Malgré cette bonne passe des entreprises technologiques, les investisseurs feraient bien de se préparer à une reprise de la rotation vers les valeurs cycliques amorcée en début d'année. Il leur est également conseillé d'envisager un rééquilibrage de leur portefeuille après le rebond des mégacapitalisations du secteur technologique. Explications.

La solide performance des portefeuilles pendant la pandémie est largement due aux géants technologiques.
  1. La baisse de la demande
    Les catalyseurs d'une poursuite de la progression des géants technologiques semblent moins évidents.

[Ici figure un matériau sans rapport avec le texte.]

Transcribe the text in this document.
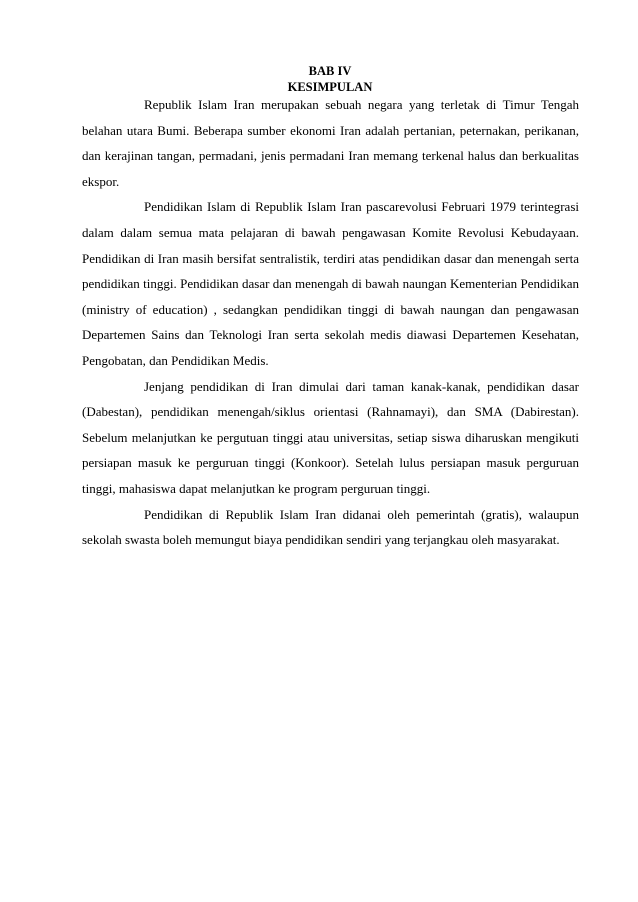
BAB IV
KESIMPULAN

Republik Islam Iran merupakan sebuah negara yang terletak di Timur Tengah belahan utara Bumi. Beberapa sumber ekonomi Iran adalah pertanian, peternakan, perikanan, dan kerajinan tangan, permadani, jenis permadani Iran memang terkenal halus dan berkualitas ekspor.

Pendidikan Islam di Republik Islam Iran pascarevolusi Februari 1979 terintegrasi dalam dalam semua mata pelajaran di bawah pengawasan Komite Revolusi Kebudayaan. Pendidikan di Iran masih bersifat sentralistik, terdiri atas pendidikan dasar dan menengah serta pendidikan tinggi. Pendidikan dasar dan menengah di bawah naungan Kementerian Pendidikan (ministry of education) , sedangkan pendidikan tinggi di bawah naungan dan pengawasan Departemen Sains dan Teknologi Iran serta sekolah medis diawasi Departemen Kesehatan, Pengobatan, dan Pendidikan Medis.

Jenjang pendidikan di Iran dimulai dari taman kanak-kanak, pendidikan dasar (Dabestan), pendidikan menengah/siklus orientasi (Rahnamayi), dan SMA (Dabirestan). Sebelum melanjutkan ke pergutuan tinggi atau universitas, setiap siswa diharuskan mengikuti persiapan masuk ke perguruan tinggi (Konkoor). Setelah lulus persiapan masuk perguruan tinggi, mahasiswa dapat melanjutkan ke program perguruan tinggi.

Pendidikan di Republik Islam Iran didanai oleh pemerintah (gratis), walaupun sekolah swasta boleh memungut biaya pendidikan sendiri yang terjangkau oleh masyarakat.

Une meilleure visibilité sur les programmes de rachat d'actions de ces derniers pourrait leur donner un coup de pouce dans l'immédiat. D'ailleurs, il est probable que les entreprises technologiques profitent d'une éventuelle baisse de leur cours de Bourse pour racheter leurs actions.
    Toutefois, le prochain trimestre s'annonce moins brillant pour ces entreprises en raison d'un fléchissement prévisible de la demande liée au cycle de mise à niveau et de renouvellement des parcs informatiques, en attendant la dernière ligne droite avant les fêtes de fin d'année. Par ailleurs, les comparaisons en glissement annuel moins flatteuses pourraient limiter l'ampleur des bonnes surprises sur le front des résultats au second semestre.
     
  2. Le pari sur la relance
    L'étonnante résistance des valeurs technologiques au premier trimestre est imputable au retard enregistré dans le déconfinement, ainsi qu'à la stabilisation du rendement des bons du Trésor américain ces dernières semaines.
    Cependant, la donne devrait changer au deuxième trimestre avec les progrès des campagnes de vaccination, les dépenses budgétaires et le probable rattrapage de la demande refoulée, qui pourrait donner un coup de fouet aux secteurs cycliques comme la finance et l'énergie.
    De plus, les perspectives bénéficiaires des valeurs cycliques et décotées semblent plus fiables en raison du redressement de la croissance économique. En revanche, la barre est placée très haut pour les géants technologiques en raison du fléchissement de la dynamique induite par des facteurs exceptionnels liés à la pandémie.
     
  3. Une réglementation plus stricte
    La croissance et la perspective d'une évolution de la réglementation favorisent également une rotation au sein même du secteur technologique. A mesure que les perspectives de croissance des géants technologiques se normaliseront, les investisseurs devraient s'intéresser aux petites et moyennes capitalisations du secteur technologique susceptibles d'enregistrer une forte croissance à long terme.
    Le durcissement de la réglementation du secteur aux Etats-Unis pourrait également influencer les valeurs technologiques, comme en témoignent les difficultés rencontrées par les géants technologiques chinois après le tour de vis donné par les autorités locales. Les impacts liés à la réglementation ont tendance à être transitoires mais le moindre revers à court terme pour les géants technologiques pourrait se traduire par une surperformance des petites et moyennes capitalisations du secteur.
     
  4. La croissance structurelle à long terme
    La solide performance des portefeuilles pendant la pandémie est largement due aux géants technologiques. Mais les investisseurs doivent éviter une surexposition à ce pan du marché. Dans un contexte d'accélération de la croissance, la Recherche d’UBS privilégie toujours les valeurs cycliques et décotées comme les valeurs financières et celles de l'énergie.
    Il convient également de se positionner dans l'optique de la croissance structurelle à long terme. On pense notamment aux secteurs d'où pourrait provenir la prochaine grande opportunité (fintech, healthtech et greentech, par exemple).